On Easter Sunday, the final round of the Masters gave CBS all it could have wanted-a twosome of Tiger Woods and Phil Mickelson charging up the leader board in dramatic fashion. Birdie. Birdie. Eagle. Birdie. Mickelson birdied six of his first eight holes, and, at one point, the world's two best players were a combined 12 under par.
Without question, network producers had every incentive to spend the bulk of camera time on such theatrics. The statistics of golf viewership in tournaments featuring Woods are well known. He is the reason millions tune in. And in tandem with Mickelson on a Sunday comeback, he is ratings gold.
Indeed, the Masters final-round coverage yielded a rating of 8.3, drawing 35.2 million viewers for all or part of the telecast. Compare that to the 3.0 rating from the final round of the Woods-less PGA Championship last August, or the 3.5 rating from a Woods-free Sunday at the British Open last July.

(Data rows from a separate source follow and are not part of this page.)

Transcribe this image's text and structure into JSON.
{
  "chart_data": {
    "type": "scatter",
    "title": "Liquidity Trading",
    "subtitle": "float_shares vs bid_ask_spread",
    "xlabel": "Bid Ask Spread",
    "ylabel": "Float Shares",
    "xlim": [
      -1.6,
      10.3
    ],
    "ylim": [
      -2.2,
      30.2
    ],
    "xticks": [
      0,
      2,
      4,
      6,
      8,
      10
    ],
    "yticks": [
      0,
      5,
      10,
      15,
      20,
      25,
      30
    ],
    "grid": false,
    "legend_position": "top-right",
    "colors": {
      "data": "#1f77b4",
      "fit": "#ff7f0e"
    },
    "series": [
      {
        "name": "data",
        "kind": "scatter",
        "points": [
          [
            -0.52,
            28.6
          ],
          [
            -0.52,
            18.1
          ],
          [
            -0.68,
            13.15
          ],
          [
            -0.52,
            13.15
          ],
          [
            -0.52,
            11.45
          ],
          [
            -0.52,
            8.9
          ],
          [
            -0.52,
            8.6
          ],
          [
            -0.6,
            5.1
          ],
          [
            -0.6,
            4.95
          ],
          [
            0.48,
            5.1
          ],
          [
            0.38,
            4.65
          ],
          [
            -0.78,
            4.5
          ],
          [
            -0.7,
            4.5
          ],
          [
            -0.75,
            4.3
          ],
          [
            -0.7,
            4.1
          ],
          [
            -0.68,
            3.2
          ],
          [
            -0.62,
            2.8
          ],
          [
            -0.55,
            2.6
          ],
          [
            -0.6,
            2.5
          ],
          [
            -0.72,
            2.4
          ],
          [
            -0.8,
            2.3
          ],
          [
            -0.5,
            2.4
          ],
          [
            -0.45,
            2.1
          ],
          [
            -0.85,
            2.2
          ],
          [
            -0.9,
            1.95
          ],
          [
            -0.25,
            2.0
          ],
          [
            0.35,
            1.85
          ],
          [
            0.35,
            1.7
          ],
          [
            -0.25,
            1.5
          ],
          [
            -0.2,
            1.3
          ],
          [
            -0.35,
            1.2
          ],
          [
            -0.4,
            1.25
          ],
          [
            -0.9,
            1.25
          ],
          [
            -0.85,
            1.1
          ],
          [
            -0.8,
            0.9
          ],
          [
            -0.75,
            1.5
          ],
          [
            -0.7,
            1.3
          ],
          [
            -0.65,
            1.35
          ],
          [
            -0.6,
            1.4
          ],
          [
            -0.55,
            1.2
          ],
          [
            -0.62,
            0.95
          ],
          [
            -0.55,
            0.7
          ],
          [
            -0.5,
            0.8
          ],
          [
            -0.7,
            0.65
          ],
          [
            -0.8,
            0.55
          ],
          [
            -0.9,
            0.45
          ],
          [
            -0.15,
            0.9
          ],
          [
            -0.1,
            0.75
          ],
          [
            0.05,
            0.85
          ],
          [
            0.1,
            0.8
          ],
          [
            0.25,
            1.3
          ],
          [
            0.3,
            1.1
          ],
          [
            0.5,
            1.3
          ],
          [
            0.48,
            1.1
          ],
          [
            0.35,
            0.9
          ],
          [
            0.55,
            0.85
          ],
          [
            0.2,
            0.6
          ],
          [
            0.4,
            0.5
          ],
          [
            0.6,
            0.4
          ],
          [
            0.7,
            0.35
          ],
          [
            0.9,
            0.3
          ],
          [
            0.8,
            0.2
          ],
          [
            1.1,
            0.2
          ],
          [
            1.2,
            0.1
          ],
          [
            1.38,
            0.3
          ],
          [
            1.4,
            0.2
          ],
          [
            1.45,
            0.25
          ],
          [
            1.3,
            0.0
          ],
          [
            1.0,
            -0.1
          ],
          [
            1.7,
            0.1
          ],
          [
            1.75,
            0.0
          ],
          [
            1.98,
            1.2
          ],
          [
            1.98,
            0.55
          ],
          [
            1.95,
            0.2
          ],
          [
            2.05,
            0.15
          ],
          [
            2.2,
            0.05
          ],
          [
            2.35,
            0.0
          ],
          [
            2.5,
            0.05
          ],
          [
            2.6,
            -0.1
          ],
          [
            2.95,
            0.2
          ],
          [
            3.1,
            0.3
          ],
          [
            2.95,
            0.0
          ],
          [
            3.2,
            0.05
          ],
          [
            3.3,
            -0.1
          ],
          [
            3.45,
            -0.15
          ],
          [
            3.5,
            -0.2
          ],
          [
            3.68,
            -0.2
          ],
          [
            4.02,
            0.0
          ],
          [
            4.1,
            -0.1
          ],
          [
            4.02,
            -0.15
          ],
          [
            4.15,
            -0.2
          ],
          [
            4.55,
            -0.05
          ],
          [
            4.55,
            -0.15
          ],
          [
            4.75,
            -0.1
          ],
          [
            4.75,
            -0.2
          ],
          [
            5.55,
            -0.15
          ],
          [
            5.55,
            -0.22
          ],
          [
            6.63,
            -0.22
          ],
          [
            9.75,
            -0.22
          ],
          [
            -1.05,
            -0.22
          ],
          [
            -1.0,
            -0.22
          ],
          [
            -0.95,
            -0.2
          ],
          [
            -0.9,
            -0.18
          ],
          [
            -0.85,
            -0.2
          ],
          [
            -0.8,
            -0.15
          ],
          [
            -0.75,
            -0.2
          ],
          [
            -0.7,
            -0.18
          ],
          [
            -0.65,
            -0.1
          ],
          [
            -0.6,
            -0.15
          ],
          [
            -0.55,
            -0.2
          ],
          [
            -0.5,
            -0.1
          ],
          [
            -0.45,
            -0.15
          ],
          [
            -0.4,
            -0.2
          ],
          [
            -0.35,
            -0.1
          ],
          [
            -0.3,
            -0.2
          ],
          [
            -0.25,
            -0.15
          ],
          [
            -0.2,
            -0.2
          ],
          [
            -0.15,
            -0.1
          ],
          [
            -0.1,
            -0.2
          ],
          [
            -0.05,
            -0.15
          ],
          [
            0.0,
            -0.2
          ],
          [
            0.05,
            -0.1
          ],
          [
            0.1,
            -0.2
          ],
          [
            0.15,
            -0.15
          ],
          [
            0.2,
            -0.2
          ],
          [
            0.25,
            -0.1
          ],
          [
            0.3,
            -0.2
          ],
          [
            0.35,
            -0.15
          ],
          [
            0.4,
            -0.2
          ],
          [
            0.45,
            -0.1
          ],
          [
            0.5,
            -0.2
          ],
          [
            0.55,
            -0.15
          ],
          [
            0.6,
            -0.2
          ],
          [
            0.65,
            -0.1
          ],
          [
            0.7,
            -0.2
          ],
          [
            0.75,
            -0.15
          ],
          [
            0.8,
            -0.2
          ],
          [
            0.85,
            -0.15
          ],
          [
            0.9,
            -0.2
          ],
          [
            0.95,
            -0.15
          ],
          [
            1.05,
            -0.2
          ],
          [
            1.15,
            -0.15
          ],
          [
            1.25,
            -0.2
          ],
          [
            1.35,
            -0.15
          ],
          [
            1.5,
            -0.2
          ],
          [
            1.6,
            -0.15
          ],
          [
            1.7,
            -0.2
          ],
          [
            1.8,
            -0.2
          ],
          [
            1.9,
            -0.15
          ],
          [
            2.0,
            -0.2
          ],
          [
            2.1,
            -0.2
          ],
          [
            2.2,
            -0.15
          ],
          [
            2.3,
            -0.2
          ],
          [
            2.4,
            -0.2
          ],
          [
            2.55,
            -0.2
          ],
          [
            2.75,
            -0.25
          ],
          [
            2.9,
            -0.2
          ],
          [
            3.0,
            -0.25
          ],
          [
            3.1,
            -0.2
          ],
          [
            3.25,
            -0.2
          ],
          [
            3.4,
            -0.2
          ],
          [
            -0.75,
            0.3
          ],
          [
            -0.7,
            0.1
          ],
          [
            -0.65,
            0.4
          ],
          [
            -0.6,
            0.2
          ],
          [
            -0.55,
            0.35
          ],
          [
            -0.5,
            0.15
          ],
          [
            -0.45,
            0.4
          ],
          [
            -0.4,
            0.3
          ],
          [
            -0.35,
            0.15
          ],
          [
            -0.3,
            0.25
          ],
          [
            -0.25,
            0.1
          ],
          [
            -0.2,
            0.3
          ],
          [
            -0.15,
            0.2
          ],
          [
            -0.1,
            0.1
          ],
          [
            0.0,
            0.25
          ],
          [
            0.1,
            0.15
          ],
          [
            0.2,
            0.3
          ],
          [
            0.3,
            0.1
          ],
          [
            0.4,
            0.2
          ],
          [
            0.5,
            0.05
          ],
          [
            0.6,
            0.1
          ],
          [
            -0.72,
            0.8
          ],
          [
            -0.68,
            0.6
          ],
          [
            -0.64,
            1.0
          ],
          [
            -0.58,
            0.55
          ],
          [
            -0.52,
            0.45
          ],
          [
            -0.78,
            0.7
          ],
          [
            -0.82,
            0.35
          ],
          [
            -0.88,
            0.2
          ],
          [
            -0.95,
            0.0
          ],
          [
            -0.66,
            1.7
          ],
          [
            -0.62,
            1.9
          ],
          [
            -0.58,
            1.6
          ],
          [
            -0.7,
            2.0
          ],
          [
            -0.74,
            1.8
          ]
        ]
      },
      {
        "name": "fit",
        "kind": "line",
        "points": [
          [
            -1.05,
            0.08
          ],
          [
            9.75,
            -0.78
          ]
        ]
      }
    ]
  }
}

Still, don't those at the controls of the Masters telecast have some obligation to devote coverage to other players vying for victory? Apparently not. Competitors like Shingo Katayama, Steve Stricker, John Merrick, and Steve Flesch received almost no air time for their brilliant final-round performances, even though each finished tied or ahead of Woods.
Even eventual tournament champion Angel Cabrera, who defeated Kenny Perry and Chad Campbell in a playoff, earned far less coverage than Woods and Mickelson throughout the day. When the two top-ranked players made bogeys at the last to finish out of contention, the remainder of the tournament, thrilling playoff and all, seemed anti-climactic. Who were these three players? Where had they been all day?
Such is reality in the Tiger Woods era. Golf tournaments are less about golf than they are providing a stage for greatness. That shift is not dissimilar from the effect Michael Jordan had on basketball or Babe Ruth on baseball. They, too, transcended their respective games.
Perhaps telecasts like that of the Masters final round are unavoidable, needing to serve the viewing interests of a much broader demographic than the pure sports fan. Perhaps, but it's still hard to share.
Baseball in spring is a poem of beginnings. But for longtime Philadelphia Phillies broadcaster Harry Kalas, it provided a poetic conclusion. On April 13, Harry the K, as he was known to Phillies fans, collapsed in the press box prior to calling the team's first road game of the season in Washington, D.C. He died later that day from what doctors determined to be a massive heart attack. He was 73.
Just five days earlier, Kalas had thrown out the first pitch as part of a Phillies pre-game ceremony during which the team received its 2008 World Series Championship rings. Upon his death, team president David Montgomery remarked, "We lost our voice today." Kalas had provided play-by-play for Phillies games since 1971.
Much of the nation lost a familiar voice, too. Kalas served as narrator for NFL Films beginning in 1975.
In memoriam, Bill Lyon of the Philadelphia Inquirer wrote, "Every time you heard that distinctive baritone, deepened by a million smokes and marinated like fine bourbon aging in oak casks, you felt something soothing and reassuring. God's in his heaven, Harry the K's in the booth, and all's right with the world. He was, for generations of Phillies fans, The Voice. If Harry said it, it must be so."